One of the most recent Ethicon vaginal mesh lawsuits comes from a North Carolina woman  who alleges the company’s Prolift vaginal mesh product caused serious complications. According to the Ethicon vaginal mesh lawsuit, plaintiff Norma P. had the Prolift vaginal mesh product implanted on Oct. 21, 2008.

Similar to other women who had vaginal mesh products prescribed to them, Norma had been recommended the product to treat either her pelvic organ prolapse (POP) and stress urinary incontinence (SUI).

Vaginal mesh is a mesh-like product which is directly implanted into the patient’s lower pelvic region to correct damage that occurred from traumatic incidents like childbirth.

Healthcare providers started using surgical mesh in the 1950s for hernia repair, but the product had eventually gained FDA approval for vaginal mesh use several decades later. Vaginal mesh is primarily used to treat pelvic organ prolapse and stress urinary incontinence and has helped millions of women discretely treat these conditions.

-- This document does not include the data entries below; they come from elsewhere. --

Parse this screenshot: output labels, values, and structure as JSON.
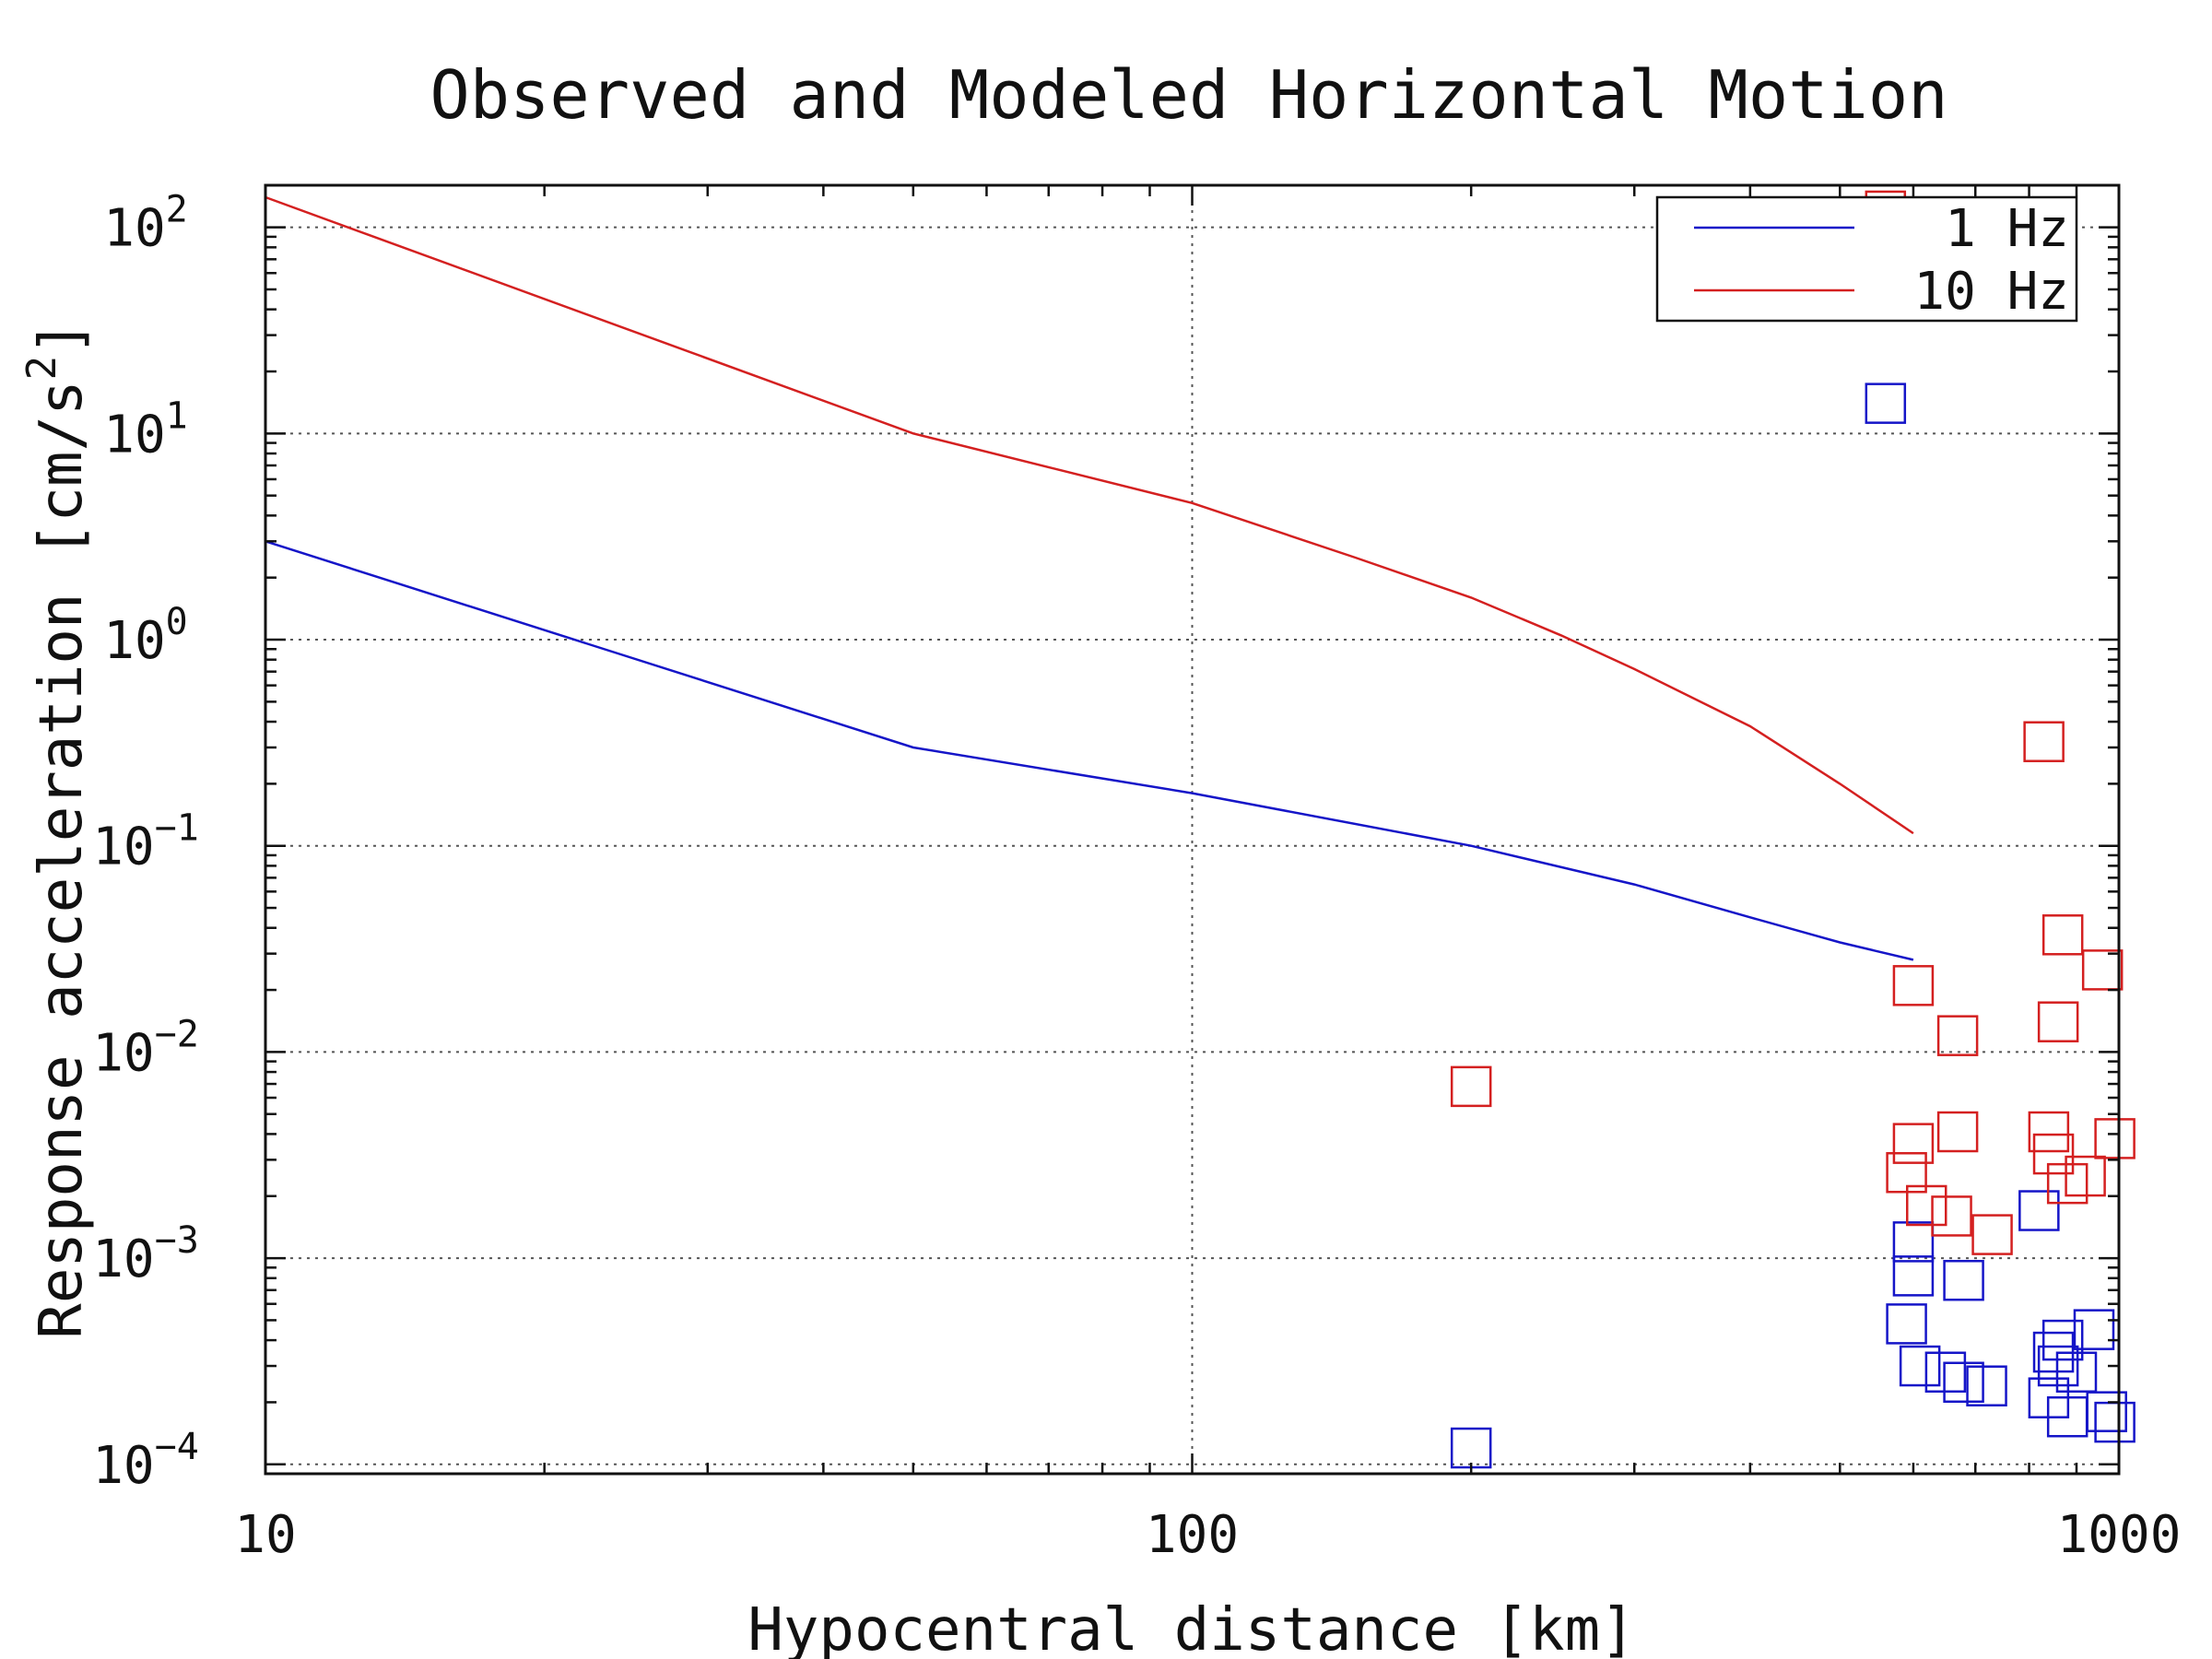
{
  "chart_data": {
    "type": "scatter",
    "title": "Observed and Modeled Horizontal Motion",
    "xlabel": "Hypocentral distance [km]",
    "ylabel": "Response acceleration [cm/s2]",
    "x_scale": "log",
    "y_scale": "log",
    "xlim": [
      10,
      1000
    ],
    "ylim": [
      9e-05,
      160
    ],
    "grid": true,
    "legend_position": "top-right",
    "x_ticks": [
      {
        "value": 10,
        "label": "10"
      },
      {
        "value": 100,
        "label": "100"
      },
      {
        "value": 1000,
        "label": "1000"
      }
    ],
    "y_ticks": [
      {
        "value": 0.0001,
        "base": "10",
        "exp": "−4"
      },
      {
        "value": 0.001,
        "base": "10",
        "exp": "−3"
      },
      {
        "value": 0.01,
        "base": "10",
        "exp": "−2"
      },
      {
        "value": 0.1,
        "base": "10",
        "exp": "−1"
      },
      {
        "value": 1,
        "base": "10",
        "exp": "0"
      },
      {
        "value": 10,
        "base": "10",
        "exp": "1"
      },
      {
        "value": 100,
        "base": "10",
        "exp": "2"
      }
    ],
    "series": [
      {
        "name": "1 Hz",
        "color": "#1515c8",
        "line": [
          [
            10,
            3.0
          ],
          [
            50,
            0.3
          ],
          [
            100,
            0.18
          ],
          [
            200,
            0.1
          ],
          [
            300,
            0.065
          ],
          [
            400,
            0.045
          ],
          [
            500,
            0.034
          ],
          [
            600,
            0.028
          ]
        ],
        "points": [
          [
            200,
            0.00012
          ],
          [
            560,
            14
          ],
          [
            600,
            0.0012
          ],
          [
            600,
            0.00082
          ],
          [
            590,
            0.00048
          ],
          [
            610,
            0.0003
          ],
          [
            680,
            0.00078
          ],
          [
            650,
            0.00028
          ],
          [
            680,
            0.00025
          ],
          [
            720,
            0.00024
          ],
          [
            820,
            0.0017
          ],
          [
            850,
            0.00035
          ],
          [
            870,
            0.0004
          ],
          [
            860,
            0.0003
          ],
          [
            900,
            0.00028
          ],
          [
            840,
            0.00021
          ],
          [
            880,
            0.00017
          ],
          [
            940,
            0.00045
          ],
          [
            970,
            0.00018
          ],
          [
            990,
            0.00016
          ]
        ]
      },
      {
        "name": "10 Hz",
        "color": "#d42020",
        "line": [
          [
            10,
            140
          ],
          [
            50,
            10
          ],
          [
            100,
            4.6
          ],
          [
            150,
            2.5
          ],
          [
            200,
            1.6
          ],
          [
            250,
            1.05
          ],
          [
            300,
            0.72
          ],
          [
            400,
            0.38
          ],
          [
            500,
            0.2
          ],
          [
            600,
            0.115
          ]
        ],
        "points": [
          [
            200,
            0.0068
          ],
          [
            560,
            120
          ],
          [
            830,
            0.32
          ],
          [
            600,
            0.021
          ],
          [
            670,
            0.012
          ],
          [
            870,
            0.037
          ],
          [
            960,
            0.025
          ],
          [
            860,
            0.014
          ],
          [
            600,
            0.0036
          ],
          [
            670,
            0.0041
          ],
          [
            590,
            0.0026
          ],
          [
            620,
            0.0018
          ],
          [
            660,
            0.0016
          ],
          [
            730,
            0.0013
          ],
          [
            840,
            0.0041
          ],
          [
            850,
            0.0032
          ],
          [
            880,
            0.0023
          ],
          [
            920,
            0.0025
          ],
          [
            990,
            0.0038
          ]
        ]
      }
    ]
  }
}
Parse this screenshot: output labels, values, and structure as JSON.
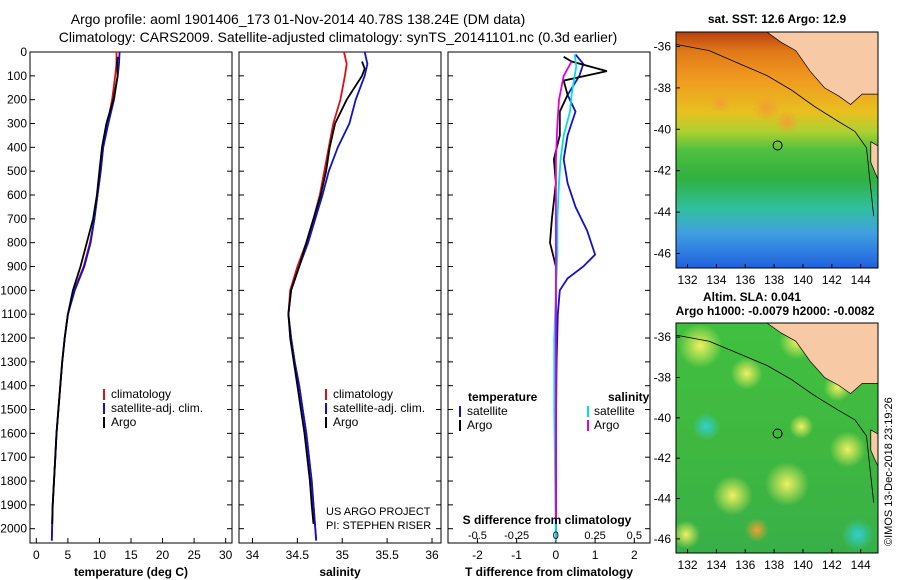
{
  "header": {
    "line1": "Argo profile: aoml 1901406_173 01-Nov-2014 40.78S 138.24E (DM data)",
    "line2": "Climatology: CARS2009. Satellite-adjusted climatology: synTS_20141101.nc (0.3d earlier)"
  },
  "colors": {
    "climatology": "#e01010",
    "satellite": "#1010d0",
    "argo": "#000000",
    "sal_satellite": "#00e0e0",
    "sal_argo": "#e000e0",
    "land": "#f7c9a4"
  },
  "chart_data": [
    {
      "type": "line",
      "panel": "temperature",
      "xlabel": "temperature (deg C)",
      "ylabel": "",
      "xlim": [
        -1,
        31
      ],
      "ylim": [
        2060,
        0
      ],
      "xticks": [
        0,
        5,
        10,
        15,
        20,
        25,
        30
      ],
      "yticks": [
        0,
        100,
        200,
        300,
        400,
        500,
        600,
        700,
        800,
        900,
        1000,
        1100,
        1200,
        1300,
        1400,
        1500,
        1600,
        1700,
        1800,
        1900,
        2000
      ],
      "ytick_labels": [
        "0",
        "100",
        "200",
        "300",
        "400",
        "500",
        "600",
        "700",
        "800",
        "900",
        "1000",
        "1100",
        "1200",
        "1300",
        "1400",
        "1500",
        "1600",
        "1700",
        "1800",
        "1900",
        "2000"
      ],
      "legend": [
        "climatology",
        "satellite-adj. clim.",
        "Argo"
      ],
      "series": [
        {
          "name": "climatology",
          "color": "#e01010",
          "points": [
            [
              12.7,
              0
            ],
            [
              12.7,
              50
            ],
            [
              12.5,
              100
            ],
            [
              12.0,
              200
            ],
            [
              11.3,
              300
            ],
            [
              10.6,
              400
            ],
            [
              10.2,
              500
            ],
            [
              9.7,
              600
            ],
            [
              9.2,
              700
            ],
            [
              8.5,
              800
            ],
            [
              7.5,
              900
            ],
            [
              6.0,
              1000
            ],
            [
              5.0,
              1100
            ],
            [
              4.5,
              1200
            ],
            [
              4.1,
              1300
            ],
            [
              3.8,
              1400
            ],
            [
              3.5,
              1500
            ],
            [
              3.2,
              1600
            ],
            [
              3.0,
              1700
            ],
            [
              2.8,
              1800
            ],
            [
              2.6,
              1900
            ],
            [
              2.5,
              2000
            ],
            [
              2.45,
              2050
            ]
          ]
        },
        {
          "name": "satellite-adj. clim.",
          "color": "#1010d0",
          "points": [
            [
              13.2,
              0
            ],
            [
              13.1,
              50
            ],
            [
              12.9,
              100
            ],
            [
              12.3,
              200
            ],
            [
              11.4,
              300
            ],
            [
              10.6,
              400
            ],
            [
              10.2,
              500
            ],
            [
              9.7,
              600
            ],
            [
              9.2,
              700
            ],
            [
              8.6,
              800
            ],
            [
              7.6,
              900
            ],
            [
              6.1,
              1000
            ],
            [
              5.0,
              1100
            ],
            [
              4.5,
              1200
            ],
            [
              4.1,
              1300
            ],
            [
              3.8,
              1400
            ],
            [
              3.5,
              1500
            ],
            [
              3.2,
              1600
            ],
            [
              3.0,
              1700
            ],
            [
              2.8,
              1800
            ],
            [
              2.6,
              1900
            ],
            [
              2.5,
              2000
            ],
            [
              2.45,
              2050
            ]
          ]
        },
        {
          "name": "Argo",
          "color": "#000000",
          "points": [
            [
              12.9,
              20
            ],
            [
              12.8,
              50
            ],
            [
              12.9,
              100
            ],
            [
              12.2,
              200
            ],
            [
              11.1,
              300
            ],
            [
              10.4,
              400
            ],
            [
              10.0,
              500
            ],
            [
              9.6,
              600
            ],
            [
              9.0,
              700
            ],
            [
              8.0,
              800
            ],
            [
              7.0,
              900
            ],
            [
              5.8,
              1000
            ],
            [
              5.0,
              1100
            ],
            [
              4.5,
              1200
            ],
            [
              4.1,
              1300
            ],
            [
              3.8,
              1400
            ],
            [
              3.5,
              1500
            ],
            [
              3.2,
              1600
            ],
            [
              3.0,
              1700
            ],
            [
              2.8,
              1800
            ],
            [
              2.6,
              1900
            ],
            [
              2.5,
              1980
            ]
          ]
        }
      ]
    },
    {
      "type": "line",
      "panel": "salinity",
      "xlabel": "salinity",
      "ylabel": "",
      "xlim": [
        33.85,
        36.1
      ],
      "ylim": [
        2060,
        0
      ],
      "xticks": [
        34,
        34.5,
        35,
        35.5,
        36
      ],
      "xtick_labels": [
        "34",
        "34.5",
        "35",
        "35.5",
        "36"
      ],
      "legend": [
        "climatology",
        "satellite-adj. clim.",
        "Argo"
      ],
      "annotations": [
        "US ARGO PROJECT",
        "PI: STEPHEN RISER"
      ],
      "series": [
        {
          "name": "climatology",
          "color": "#e01010",
          "points": [
            [
              35.02,
              0
            ],
            [
              35.05,
              50
            ],
            [
              35.03,
              100
            ],
            [
              34.98,
              200
            ],
            [
              34.9,
              300
            ],
            [
              34.85,
              400
            ],
            [
              34.8,
              500
            ],
            [
              34.75,
              600
            ],
            [
              34.68,
              700
            ],
            [
              34.6,
              800
            ],
            [
              34.5,
              900
            ],
            [
              34.42,
              1000
            ],
            [
              34.4,
              1100
            ],
            [
              34.43,
              1200
            ],
            [
              34.47,
              1300
            ],
            [
              34.52,
              1400
            ],
            [
              34.56,
              1500
            ],
            [
              34.6,
              1600
            ],
            [
              34.63,
              1700
            ],
            [
              34.66,
              1800
            ],
            [
              34.68,
              1900
            ],
            [
              34.7,
              2000
            ],
            [
              34.71,
              2050
            ]
          ]
        },
        {
          "name": "satellite-adj. clim.",
          "color": "#1010d0",
          "points": [
            [
              35.25,
              0
            ],
            [
              35.28,
              50
            ],
            [
              35.25,
              100
            ],
            [
              35.15,
              200
            ],
            [
              35.08,
              300
            ],
            [
              34.95,
              400
            ],
            [
              34.85,
              500
            ],
            [
              34.78,
              600
            ],
            [
              34.7,
              700
            ],
            [
              34.62,
              800
            ],
            [
              34.52,
              900
            ],
            [
              34.43,
              1000
            ],
            [
              34.4,
              1100
            ],
            [
              34.43,
              1200
            ],
            [
              34.47,
              1300
            ],
            [
              34.52,
              1400
            ],
            [
              34.56,
              1500
            ],
            [
              34.6,
              1600
            ],
            [
              34.63,
              1700
            ],
            [
              34.66,
              1800
            ],
            [
              34.68,
              1900
            ],
            [
              34.7,
              2000
            ],
            [
              34.71,
              2050
            ]
          ]
        },
        {
          "name": "Argo",
          "color": "#000000",
          "points": [
            [
              35.22,
              40
            ],
            [
              35.25,
              70
            ],
            [
              35.22,
              100
            ],
            [
              35.05,
              200
            ],
            [
              34.92,
              300
            ],
            [
              34.86,
              400
            ],
            [
              34.82,
              500
            ],
            [
              34.76,
              600
            ],
            [
              34.68,
              700
            ],
            [
              34.6,
              800
            ],
            [
              34.52,
              900
            ],
            [
              34.43,
              1000
            ],
            [
              34.4,
              1100
            ],
            [
              34.42,
              1200
            ],
            [
              34.46,
              1300
            ],
            [
              34.5,
              1400
            ],
            [
              34.54,
              1500
            ],
            [
              34.58,
              1600
            ],
            [
              34.61,
              1700
            ],
            [
              34.64,
              1800
            ],
            [
              34.66,
              1900
            ],
            [
              34.68,
              1980
            ]
          ]
        }
      ]
    },
    {
      "type": "line",
      "panel": "difference",
      "xlabel": "T difference from climatology",
      "xlabel2": "S difference from climatology",
      "xlim": [
        -2.75,
        2.4
      ],
      "ylim": [
        2060,
        0
      ],
      "xticks": [
        -2,
        -1,
        0,
        1,
        2
      ],
      "xtick_labels": [
        "-2",
        "-1",
        "0",
        "1",
        "2"
      ],
      "xticks2": [
        -0.5,
        -0.25,
        0,
        0.25,
        0.5
      ],
      "xtick2_labels": [
        "-0.5",
        "-0.25",
        "0",
        "0.25",
        "0.5"
      ],
      "legend_temperature": {
        "title": "temperature",
        "items": [
          "satellite",
          "Argo"
        ]
      },
      "legend_salinity": {
        "title": "salinity",
        "items": [
          "satellite",
          "Argo"
        ]
      },
      "series": [
        {
          "name": "temperature satellite",
          "color": "#1010d0",
          "points": [
            [
              0.5,
              10
            ],
            [
              0.7,
              50
            ],
            [
              0.6,
              100
            ],
            [
              0.3,
              180
            ],
            [
              0.5,
              250
            ],
            [
              0.3,
              350
            ],
            [
              0.2,
              450
            ],
            [
              0.3,
              550
            ],
            [
              0.5,
              650
            ],
            [
              0.8,
              750
            ],
            [
              1.0,
              850
            ],
            [
              0.7,
              900
            ],
            [
              0.3,
              950
            ],
            [
              0.1,
              1000
            ],
            [
              0.05,
              1100
            ],
            [
              0.02,
              1300
            ],
            [
              0,
              1600
            ],
            [
              0,
              2050
            ]
          ]
        },
        {
          "name": "temperature Argo",
          "color": "#000000",
          "points": [
            [
              0.2,
              20
            ],
            [
              0.4,
              40
            ],
            [
              1.3,
              80
            ],
            [
              0.2,
              120
            ],
            [
              0.3,
              180
            ],
            [
              0.1,
              250
            ],
            [
              0.1,
              350
            ],
            [
              -0.05,
              450
            ],
            [
              0,
              550
            ],
            [
              -0.1,
              700
            ],
            [
              -0.15,
              800
            ],
            [
              0,
              900
            ],
            [
              0,
              1000
            ],
            [
              0,
              1980
            ]
          ]
        },
        {
          "name": "salinity satellite",
          "color": "#00e0e0",
          "points": [
            [
              0.12,
              10
            ],
            [
              0.13,
              60
            ],
            [
              0.12,
              100
            ],
            [
              0.1,
              180
            ],
            [
              0.09,
              250
            ],
            [
              0.05,
              350
            ],
            [
              0.03,
              450
            ],
            [
              0.02,
              550
            ],
            [
              0.01,
              700
            ],
            [
              0.01,
              850
            ],
            [
              0,
              1000
            ],
            [
              -0.01,
              1200
            ],
            [
              -0.01,
              1500
            ],
            [
              0,
              2050
            ]
          ]
        },
        {
          "name": "salinity Argo",
          "color": "#e000e0",
          "points": [
            [
              0.1,
              40
            ],
            [
              0.05,
              100
            ],
            [
              0.02,
              200
            ],
            [
              0.01,
              300
            ],
            [
              0,
              450
            ],
            [
              0,
              600
            ],
            [
              0,
              800
            ],
            [
              0,
              1000
            ],
            [
              0,
              1300
            ],
            [
              0,
              1600
            ],
            [
              0,
              1980
            ]
          ]
        }
      ]
    },
    {
      "type": "heatmap",
      "panel": "map-sst",
      "title": "sat. SST: 12.6 Argo: 12.9",
      "xlim": [
        131.2,
        145.2
      ],
      "ylim": [
        -46.7,
        -35.3
      ],
      "xticks": [
        132,
        134,
        136,
        138,
        140,
        142,
        144
      ],
      "yticks": [
        -36,
        -38,
        -40,
        -42,
        -44,
        -46
      ],
      "marker": {
        "lon": 138.24,
        "lat": -40.78
      }
    },
    {
      "type": "heatmap",
      "panel": "map-sla",
      "title": "Altim. SLA: 0.041",
      "subtitle": "Argo h1000: -0.0079 h2000: -0.0082",
      "xlim": [
        131.2,
        145.2
      ],
      "ylim": [
        -46.7,
        -35.3
      ],
      "xticks": [
        132,
        134,
        136,
        138,
        140,
        142,
        144
      ],
      "yticks": [
        -36,
        -38,
        -40,
        -42,
        -44,
        -46
      ],
      "marker": {
        "lon": 138.24,
        "lat": -40.78
      }
    }
  ],
  "footer": {
    "credit": "©IMOS 13-Dec-2018 23:19:26"
  }
}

Overview of Ethicon Vaginal Mesh Allegations

However, soon after having the Ethicon vaginal mesh product implanted, Norma says she began experiencing painful complications that were not mentioned on the warning label.

These vaginal mesh complications included mesh erosion, infection, inflammation, scar tissue, organ perforation, organ prolapse, painful intercourse, urinary and fecal incontinence and chronic nerve damage, according to her vaginal mesh lawsuit.

Essentially, Norma reportedly lost all control of her lower pelvic organs allegedly due to the defective nature of the Ethicon vaginal mesh device. The damage was reportedly so extensive that Norma required several operations, during which portions of her female genitalia were removed.

Norma filed legal action Ethicon Inc. and parent company Johnson & Johnson for failing to warn her and her physicians about possible complications. Norma alleges the company either knew or should have known about these problems, and failed to properly disclose the risk to the general public.

It is important to note the FDA approved the Ethicon vaginal mesh product through the FDA 510(k) process, which did not require pre-market research or testing. Products that receive this approval had to prove to work at least an equivalent level to a similar already approved product.

During all times relevant, Norma had used Prolift vaginal mesh product for its intended use and did not deviate from medical instruction. Norma states that she would not have used the Ethicon vaginal mesh product if she had known the risks.

The Ethicon Vaginal Mesh Lawsuit is Case 2:17-cv-02908, in the U.S. District Court for the Southern District of West Virginia.